Si un utilisateur a l'intention de transférer son ETH vers une autre chaîne, il doit d'abord le déposer dans le contrat de pont inter-chaînes. Pour ce faire, l'utilisateur attache simplement de l'ETH à la transaction et peut récupérer le montant d'ETH en lisant le champ de transaction « msg.value ».
Le dépôt de jetons ERC-20 est très différent du dépôt d’ETH. Pour déposer des jetons ERC-20, les utilisateurs doivent d'abord autoriser le contrat de pont inter-chaînes à utiliser leurs jetons. Après avoir approuvé et déposé les jetons dans le contrat de pont inter-chaînes, le contrat utilisera la fonction « burnFrom() » pour détruire les jetons de l'utilisateur, ou la fonction « transferFrom() » pour transférer les jetons de l'utilisateur vers le contrat.
Pour distinguer de quelle opération il s’agit, vous pouvez utiliser des instructions if-else dans la même fonction. Ou créez deux fonctions distinctes pour gérer chaque scénario. En raison des différentes méthodes de traitement, si un utilisateur tente de déposer de l'ETH à l'aide de la fonction de dépôt ERC-20, l'ETH peut être perdu.
Lors du traitement des demandes de dépôt ERC-20, les utilisateurs fournissent généralement l'adresse du jeton comme paramètre d'entrée à la fonction de dépôt. Cela présente un risque important, car des appels externes non fiables peuvent survenir lors des transactions. L'utilisation d'une liste blanche pour inclure uniquement les jetons pris en charge par un pont inter-chaînes est une pratique courante pour minimiser les risques. Seules les adresses sur liste blanche sont transmises en paramètres. Cela évite les appels externes car l'équipe du projet a filtré les adresses des jetons.
Cependant, il existe également un problème lorsque le pont inter-chaînes gère le transfert inter-chaînes de jetons natifs, car les jetons natifs n'ont pas d'adresse. Les tokens natifs peuvent être représentés par une adresse spéciale, l'"adresse zéro" (0x000... 0). Mais cela pose un problème : si la logique de vérification de la liste blanche n'est pas implémentée correctement, transmettre une adresse nulle à la fonction peut contourner la vérification de la liste blanche.

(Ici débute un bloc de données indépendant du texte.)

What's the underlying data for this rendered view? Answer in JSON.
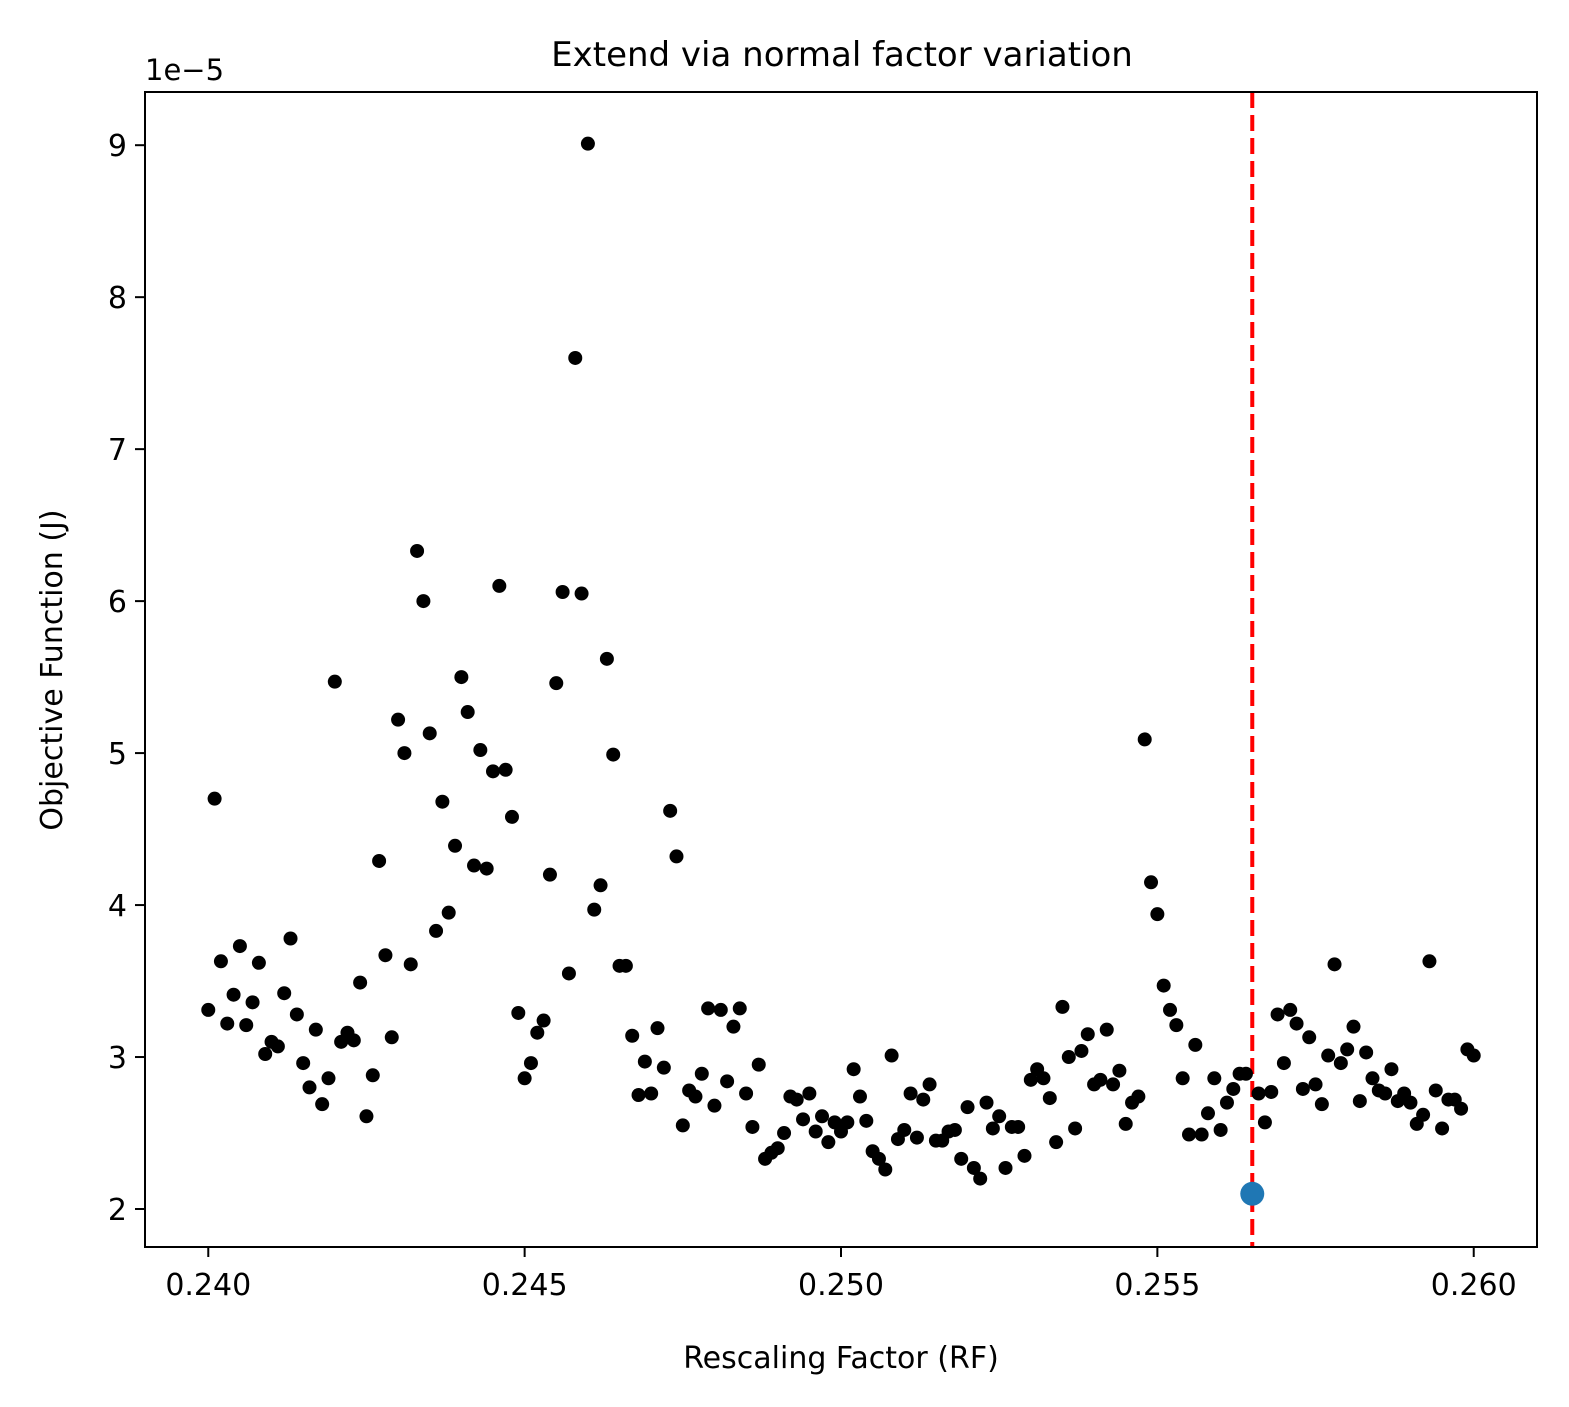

Lorsque le contrat de pont inter-chaînes appelle « TransferFrom » pour transférer les actifs de l'utilisateur vers le contrat, l'appel externe à l'adresse zéro renverra false car la fonction « transferFrom » n'est pas implémentée dans l'adresse zéro. Cependant, si le contrat ne gère pas correctement la valeur de retour, la transaction peut quand même continuer à se produire. Cela crée une opportunité pour un attaquant d'exécuter une transaction sans transférer de jetons au contrat.
Erreur de configuration
Dans la plupart des ponts blockchain, il existe un rôle privilégié responsable de la mise sur liste blanche ou noire des jetons et des adresses, de l'attribution ou de la modification des signataires et d'autres configurations clés. Il est essentiel de garantir que toutes les configurations sont exactes, car des oublis apparemment insignifiants peuvent entraîner des dommages importants.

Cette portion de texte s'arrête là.